Alla fine dello scorso mese di marzo i dati di 21 pazienti (12 trattati con bassa dose e 9 con alta dose) con un follow-up di 24 mesi erano disponibili per un’analisi preliminare. Gli statistici hanno confrontato tali dati con quelli di un gruppo di controllo esterno di 154 persone, ottenuto grazie alla collaborazione con la Cure Huntington’s Disease Initiative (CHDI) che ha messo a disposizione i dati degli studi di storia naturale TRACK-HD, TRACK-ON e PREDICT-HD. Nei pazienti che avevano ricevuto la dose elevata di AMT-130 è stato osservato un rallentamento dose-dipendente dell’80% nella progressione della malattia (misurata grazie all’utilizzo della scala di riferimento cUHDRS). Nei pazienti che avevano ricevuto il dosaggio più basso, invece, il rallentamento è stato calcolato in circa il 30%. Inoltre, nel liquido cerebrospinale dei pazienti trattati è stata osservata una riduzione statisticamente significativa dei livelli dei neurofilamenti a catena leggera (NfL), un biomarcatore fortemente associato alla gravità clinica della malattia di Huntington. Il trattamento è risultato ben tollerato, senza effetti avversi gravi per entrambe le dosi somministrate. 
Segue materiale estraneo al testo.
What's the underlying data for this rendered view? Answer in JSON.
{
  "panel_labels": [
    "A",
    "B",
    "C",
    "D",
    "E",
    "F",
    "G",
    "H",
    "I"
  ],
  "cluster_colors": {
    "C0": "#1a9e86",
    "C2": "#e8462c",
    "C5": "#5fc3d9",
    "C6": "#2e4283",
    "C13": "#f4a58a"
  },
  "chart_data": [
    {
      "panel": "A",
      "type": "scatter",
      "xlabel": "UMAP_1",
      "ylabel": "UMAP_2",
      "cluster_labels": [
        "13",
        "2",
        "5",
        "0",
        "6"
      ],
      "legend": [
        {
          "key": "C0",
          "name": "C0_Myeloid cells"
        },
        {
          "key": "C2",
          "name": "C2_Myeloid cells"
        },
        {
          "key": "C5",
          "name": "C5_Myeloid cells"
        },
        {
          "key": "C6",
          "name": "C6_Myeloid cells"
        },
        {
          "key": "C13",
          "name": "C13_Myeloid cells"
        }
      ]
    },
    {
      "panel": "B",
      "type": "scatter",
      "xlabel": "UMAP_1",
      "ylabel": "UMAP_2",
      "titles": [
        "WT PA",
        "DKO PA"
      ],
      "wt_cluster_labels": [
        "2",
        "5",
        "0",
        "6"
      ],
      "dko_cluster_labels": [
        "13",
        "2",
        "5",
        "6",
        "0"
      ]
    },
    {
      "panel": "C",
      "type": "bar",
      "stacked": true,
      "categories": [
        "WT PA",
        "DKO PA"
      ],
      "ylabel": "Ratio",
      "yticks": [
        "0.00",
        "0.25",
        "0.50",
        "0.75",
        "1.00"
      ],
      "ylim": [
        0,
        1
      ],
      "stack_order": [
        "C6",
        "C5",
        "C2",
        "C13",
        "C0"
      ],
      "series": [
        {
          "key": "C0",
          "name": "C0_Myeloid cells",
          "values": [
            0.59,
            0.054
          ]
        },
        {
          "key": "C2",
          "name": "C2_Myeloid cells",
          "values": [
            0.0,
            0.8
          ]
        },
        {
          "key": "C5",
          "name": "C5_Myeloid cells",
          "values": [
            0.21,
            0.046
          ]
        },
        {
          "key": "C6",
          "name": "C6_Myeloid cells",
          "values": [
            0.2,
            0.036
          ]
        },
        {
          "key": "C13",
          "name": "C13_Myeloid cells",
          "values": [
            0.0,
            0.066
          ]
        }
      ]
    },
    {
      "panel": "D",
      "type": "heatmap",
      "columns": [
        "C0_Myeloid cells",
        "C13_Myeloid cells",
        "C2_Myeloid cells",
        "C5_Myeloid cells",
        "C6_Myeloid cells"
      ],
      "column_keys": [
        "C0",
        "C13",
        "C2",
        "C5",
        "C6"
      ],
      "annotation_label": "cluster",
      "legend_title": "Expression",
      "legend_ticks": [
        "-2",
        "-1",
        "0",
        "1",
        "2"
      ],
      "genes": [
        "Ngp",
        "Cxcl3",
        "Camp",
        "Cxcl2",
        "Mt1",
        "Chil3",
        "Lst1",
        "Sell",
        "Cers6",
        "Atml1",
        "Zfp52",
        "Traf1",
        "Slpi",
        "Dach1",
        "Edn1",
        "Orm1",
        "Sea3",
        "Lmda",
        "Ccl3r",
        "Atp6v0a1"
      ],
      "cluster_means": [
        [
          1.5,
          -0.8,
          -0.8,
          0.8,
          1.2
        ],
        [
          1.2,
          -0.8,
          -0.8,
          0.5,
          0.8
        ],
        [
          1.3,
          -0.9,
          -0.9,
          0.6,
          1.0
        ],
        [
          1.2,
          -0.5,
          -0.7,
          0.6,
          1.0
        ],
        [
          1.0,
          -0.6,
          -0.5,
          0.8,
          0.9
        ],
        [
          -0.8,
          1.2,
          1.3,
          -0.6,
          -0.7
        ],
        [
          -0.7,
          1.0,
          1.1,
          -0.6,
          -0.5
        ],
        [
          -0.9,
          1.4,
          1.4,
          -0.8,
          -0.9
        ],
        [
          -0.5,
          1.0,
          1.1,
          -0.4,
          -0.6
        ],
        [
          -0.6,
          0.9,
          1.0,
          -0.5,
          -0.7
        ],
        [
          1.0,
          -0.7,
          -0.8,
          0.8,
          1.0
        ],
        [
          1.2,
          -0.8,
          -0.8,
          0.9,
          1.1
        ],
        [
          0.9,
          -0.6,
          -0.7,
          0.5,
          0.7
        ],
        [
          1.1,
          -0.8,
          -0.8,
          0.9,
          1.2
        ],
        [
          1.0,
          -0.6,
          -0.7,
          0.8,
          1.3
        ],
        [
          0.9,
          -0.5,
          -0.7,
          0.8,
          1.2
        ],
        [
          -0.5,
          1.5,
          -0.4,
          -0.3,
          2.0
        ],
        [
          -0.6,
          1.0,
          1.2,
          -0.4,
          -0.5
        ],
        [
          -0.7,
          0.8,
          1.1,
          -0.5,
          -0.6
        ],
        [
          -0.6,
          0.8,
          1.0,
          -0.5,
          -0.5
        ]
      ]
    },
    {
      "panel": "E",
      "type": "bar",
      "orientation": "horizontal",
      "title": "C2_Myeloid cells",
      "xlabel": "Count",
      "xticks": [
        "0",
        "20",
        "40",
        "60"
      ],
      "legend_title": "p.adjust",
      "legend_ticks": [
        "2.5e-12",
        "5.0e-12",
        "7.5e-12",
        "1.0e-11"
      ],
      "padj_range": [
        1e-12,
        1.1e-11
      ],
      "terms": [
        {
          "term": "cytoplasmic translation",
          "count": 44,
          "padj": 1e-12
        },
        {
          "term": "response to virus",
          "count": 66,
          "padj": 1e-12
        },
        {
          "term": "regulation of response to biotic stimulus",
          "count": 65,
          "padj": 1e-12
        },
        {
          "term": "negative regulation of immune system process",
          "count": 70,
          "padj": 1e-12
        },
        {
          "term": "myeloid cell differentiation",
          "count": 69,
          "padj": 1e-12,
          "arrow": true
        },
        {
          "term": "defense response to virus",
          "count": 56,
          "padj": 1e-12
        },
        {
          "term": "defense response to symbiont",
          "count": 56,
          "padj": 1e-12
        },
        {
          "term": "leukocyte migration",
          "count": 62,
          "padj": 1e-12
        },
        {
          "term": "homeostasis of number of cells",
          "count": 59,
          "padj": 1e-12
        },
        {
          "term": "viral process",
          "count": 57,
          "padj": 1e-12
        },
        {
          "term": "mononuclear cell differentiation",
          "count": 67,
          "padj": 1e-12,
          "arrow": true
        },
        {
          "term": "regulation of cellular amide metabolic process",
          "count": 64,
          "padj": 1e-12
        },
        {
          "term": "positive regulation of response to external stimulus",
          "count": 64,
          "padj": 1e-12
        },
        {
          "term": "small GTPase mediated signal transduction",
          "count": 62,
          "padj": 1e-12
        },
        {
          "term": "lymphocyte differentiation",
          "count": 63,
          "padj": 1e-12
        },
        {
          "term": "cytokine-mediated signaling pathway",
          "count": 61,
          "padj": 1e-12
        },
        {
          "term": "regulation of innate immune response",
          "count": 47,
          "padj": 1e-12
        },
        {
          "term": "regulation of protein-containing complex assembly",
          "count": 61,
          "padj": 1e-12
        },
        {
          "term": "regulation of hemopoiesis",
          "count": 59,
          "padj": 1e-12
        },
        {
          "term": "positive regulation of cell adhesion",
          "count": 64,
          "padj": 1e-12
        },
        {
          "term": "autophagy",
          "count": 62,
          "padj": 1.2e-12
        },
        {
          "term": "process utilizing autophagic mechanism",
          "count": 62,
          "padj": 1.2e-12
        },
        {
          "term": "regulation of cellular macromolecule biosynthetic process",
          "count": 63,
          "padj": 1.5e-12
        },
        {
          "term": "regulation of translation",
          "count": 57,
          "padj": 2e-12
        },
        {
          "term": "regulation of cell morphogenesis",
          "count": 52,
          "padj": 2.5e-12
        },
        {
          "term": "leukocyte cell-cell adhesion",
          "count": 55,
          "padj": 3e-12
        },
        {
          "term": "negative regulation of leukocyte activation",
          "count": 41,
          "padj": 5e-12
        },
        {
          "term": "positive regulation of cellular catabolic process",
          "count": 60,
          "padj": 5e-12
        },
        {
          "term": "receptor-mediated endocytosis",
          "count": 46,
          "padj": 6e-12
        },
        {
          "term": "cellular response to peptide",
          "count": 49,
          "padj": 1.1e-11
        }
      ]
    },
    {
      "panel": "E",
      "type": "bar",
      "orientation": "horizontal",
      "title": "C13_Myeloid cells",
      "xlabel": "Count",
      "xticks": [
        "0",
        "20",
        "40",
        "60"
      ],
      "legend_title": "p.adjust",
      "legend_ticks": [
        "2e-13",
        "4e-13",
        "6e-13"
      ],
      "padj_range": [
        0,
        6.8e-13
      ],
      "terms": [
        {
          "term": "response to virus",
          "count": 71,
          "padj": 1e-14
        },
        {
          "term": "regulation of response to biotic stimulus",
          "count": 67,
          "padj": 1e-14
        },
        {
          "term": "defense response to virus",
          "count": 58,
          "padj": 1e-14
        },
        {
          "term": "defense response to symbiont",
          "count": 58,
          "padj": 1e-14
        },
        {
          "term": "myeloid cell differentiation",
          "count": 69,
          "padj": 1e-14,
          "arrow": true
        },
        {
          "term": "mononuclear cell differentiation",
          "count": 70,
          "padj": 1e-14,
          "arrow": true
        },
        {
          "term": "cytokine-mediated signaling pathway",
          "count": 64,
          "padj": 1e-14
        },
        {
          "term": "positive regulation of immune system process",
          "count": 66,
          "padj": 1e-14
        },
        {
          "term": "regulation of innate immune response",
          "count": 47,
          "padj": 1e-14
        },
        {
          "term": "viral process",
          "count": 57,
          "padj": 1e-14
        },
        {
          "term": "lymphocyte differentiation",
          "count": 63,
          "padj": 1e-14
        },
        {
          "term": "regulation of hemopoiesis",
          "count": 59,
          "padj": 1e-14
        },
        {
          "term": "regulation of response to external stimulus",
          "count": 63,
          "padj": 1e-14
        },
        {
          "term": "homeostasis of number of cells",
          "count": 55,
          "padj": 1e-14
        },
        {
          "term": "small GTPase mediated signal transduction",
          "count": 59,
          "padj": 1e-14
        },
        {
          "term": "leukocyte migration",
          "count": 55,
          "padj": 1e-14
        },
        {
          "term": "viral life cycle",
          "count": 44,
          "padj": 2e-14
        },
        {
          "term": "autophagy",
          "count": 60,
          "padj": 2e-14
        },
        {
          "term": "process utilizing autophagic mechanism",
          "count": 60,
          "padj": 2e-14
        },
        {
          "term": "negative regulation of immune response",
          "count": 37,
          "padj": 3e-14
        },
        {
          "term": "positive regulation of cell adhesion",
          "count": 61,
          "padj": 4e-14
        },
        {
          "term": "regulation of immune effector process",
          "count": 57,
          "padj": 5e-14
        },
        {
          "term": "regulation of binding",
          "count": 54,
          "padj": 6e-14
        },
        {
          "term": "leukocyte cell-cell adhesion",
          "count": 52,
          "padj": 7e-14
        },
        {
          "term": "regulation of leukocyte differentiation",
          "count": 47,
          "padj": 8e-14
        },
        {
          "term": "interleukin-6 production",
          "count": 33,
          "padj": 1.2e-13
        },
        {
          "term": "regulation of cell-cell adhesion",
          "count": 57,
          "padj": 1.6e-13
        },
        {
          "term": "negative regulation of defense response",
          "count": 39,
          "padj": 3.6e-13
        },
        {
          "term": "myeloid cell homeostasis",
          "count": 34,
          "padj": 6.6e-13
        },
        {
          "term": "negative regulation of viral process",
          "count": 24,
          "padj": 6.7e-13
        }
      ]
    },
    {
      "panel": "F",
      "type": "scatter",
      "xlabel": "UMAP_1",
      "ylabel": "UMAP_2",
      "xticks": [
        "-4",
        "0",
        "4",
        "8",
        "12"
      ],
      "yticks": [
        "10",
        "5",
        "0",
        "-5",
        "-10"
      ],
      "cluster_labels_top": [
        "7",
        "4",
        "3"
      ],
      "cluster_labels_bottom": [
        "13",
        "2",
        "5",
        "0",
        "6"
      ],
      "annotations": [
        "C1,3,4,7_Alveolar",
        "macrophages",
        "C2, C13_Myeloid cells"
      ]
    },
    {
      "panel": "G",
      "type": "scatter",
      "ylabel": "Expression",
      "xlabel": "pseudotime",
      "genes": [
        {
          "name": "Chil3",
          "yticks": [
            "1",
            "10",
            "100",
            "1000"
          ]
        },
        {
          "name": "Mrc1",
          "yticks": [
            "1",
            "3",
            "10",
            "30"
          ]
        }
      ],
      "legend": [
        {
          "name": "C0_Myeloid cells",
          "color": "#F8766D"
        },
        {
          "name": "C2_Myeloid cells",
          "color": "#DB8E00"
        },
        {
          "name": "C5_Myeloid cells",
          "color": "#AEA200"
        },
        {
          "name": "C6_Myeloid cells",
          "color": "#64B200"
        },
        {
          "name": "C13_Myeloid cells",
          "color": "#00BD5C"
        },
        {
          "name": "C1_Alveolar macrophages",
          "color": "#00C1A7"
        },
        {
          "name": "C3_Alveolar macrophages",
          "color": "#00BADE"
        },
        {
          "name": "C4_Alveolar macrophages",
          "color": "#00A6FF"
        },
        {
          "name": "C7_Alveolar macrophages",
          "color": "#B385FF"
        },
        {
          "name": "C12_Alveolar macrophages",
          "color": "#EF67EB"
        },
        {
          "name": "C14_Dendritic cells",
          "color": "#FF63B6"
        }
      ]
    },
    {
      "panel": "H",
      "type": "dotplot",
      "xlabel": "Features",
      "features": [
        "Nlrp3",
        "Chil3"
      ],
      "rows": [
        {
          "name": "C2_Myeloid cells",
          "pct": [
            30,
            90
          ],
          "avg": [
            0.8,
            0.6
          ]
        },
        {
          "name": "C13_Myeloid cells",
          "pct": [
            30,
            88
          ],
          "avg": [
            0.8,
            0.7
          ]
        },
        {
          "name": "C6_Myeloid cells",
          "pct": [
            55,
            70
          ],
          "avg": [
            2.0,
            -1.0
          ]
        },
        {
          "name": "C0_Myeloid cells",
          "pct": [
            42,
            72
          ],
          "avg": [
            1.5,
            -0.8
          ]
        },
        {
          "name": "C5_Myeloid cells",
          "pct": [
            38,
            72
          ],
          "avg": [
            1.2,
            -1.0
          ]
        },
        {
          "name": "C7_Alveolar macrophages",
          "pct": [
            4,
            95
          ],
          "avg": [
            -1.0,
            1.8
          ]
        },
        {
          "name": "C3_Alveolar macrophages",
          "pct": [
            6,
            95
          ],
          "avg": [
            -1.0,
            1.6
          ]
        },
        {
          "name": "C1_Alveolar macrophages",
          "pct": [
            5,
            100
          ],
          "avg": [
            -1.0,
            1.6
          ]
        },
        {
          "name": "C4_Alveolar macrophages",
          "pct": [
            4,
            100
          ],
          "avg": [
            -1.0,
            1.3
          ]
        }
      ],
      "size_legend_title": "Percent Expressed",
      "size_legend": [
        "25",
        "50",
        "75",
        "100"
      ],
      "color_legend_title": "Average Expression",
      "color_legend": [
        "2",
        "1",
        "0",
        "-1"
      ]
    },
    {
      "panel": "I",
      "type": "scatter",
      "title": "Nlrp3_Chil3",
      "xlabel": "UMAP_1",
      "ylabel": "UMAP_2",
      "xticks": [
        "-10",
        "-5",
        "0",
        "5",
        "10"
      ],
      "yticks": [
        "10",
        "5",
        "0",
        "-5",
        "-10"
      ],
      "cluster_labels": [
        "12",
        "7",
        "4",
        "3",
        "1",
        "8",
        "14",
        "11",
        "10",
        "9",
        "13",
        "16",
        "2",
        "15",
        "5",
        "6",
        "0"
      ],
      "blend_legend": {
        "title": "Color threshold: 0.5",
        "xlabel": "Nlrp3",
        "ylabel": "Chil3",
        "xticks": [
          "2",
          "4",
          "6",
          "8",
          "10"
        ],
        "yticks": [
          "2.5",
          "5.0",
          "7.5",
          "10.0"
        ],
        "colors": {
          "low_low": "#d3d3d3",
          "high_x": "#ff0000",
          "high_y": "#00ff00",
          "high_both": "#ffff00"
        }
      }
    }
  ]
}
“Questi risultati aggiornati sono entusiasmanti e forniscono prove convincenti di un potenziale beneficio terapeutico”, dichiara Victor Sung, professore di neurologia presso l’Università dell’Alabama a Birmingham (UAB) e direttore della Clinica per la Malattia di Huntington dell’UAB. “Preservare la funzione motoria e cognitiva per due anni, e insieme ridurre i livelli di NfL al di sotto del valore basale, costituisce una sfida alle aspettative sulla progressione naturale della malattia di Huntington. In particolare, i risultati restituiti dalla cUHDRS si sono confermati una misura robusta e sensibile del tasso di progressione della malattia e offrono l’opportunità di migliorare l’efficienza degli studi clinici rispetto ai saggi individuali. Questi dati a lungo termine forniscono un supporto incoraggiante per una modificazione duratura della malattia e danno speranza a una comunità che ha un disperato bisogno di soluzioni terapeutiche”.
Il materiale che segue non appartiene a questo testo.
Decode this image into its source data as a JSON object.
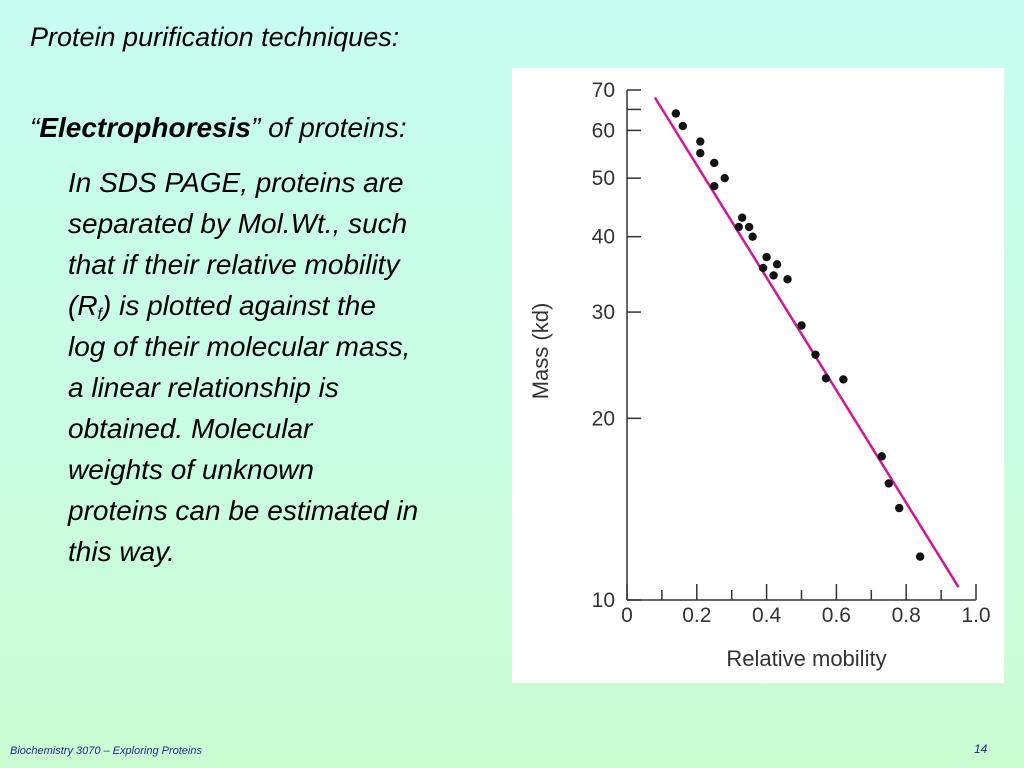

Un risultato ragguardevole per AMT-130 che ha ottenuto dalla FDA la designazione di Regenerative Medicine Advanced Therapy (RMAT), la prima per la malattia di Huntington. Ora però occorre procedere con grande cautela: nella seconda metà del 2024 i vertici dell’azienda presenteranno questi dati alla Food and Drug Administration (FDA) per discutere i potenziali percorsi di sviluppo clinico e un’eventuale approvazione accelerata. Nel frattempo sarà completato l’arruolamento dei pazienti nella terza coorte degli studi di Fase I/II che prevede l’impiego di AMT-130 in combinazione con la terapia immunosoppressiva, e si stima che entro la metà del 2025 anche questi dati  di sicurezza saranno diffusi. Infine, sempre per il prossimo anno, sono attesi gli esiti di una seconda analisi ad interim sui dati dei pazienti a 36 mesi dal trattamento. 

Si avanza per piccoli passi perché l’unico modo per uscire vittoriosi da una palude è evitare movimenti bruschi.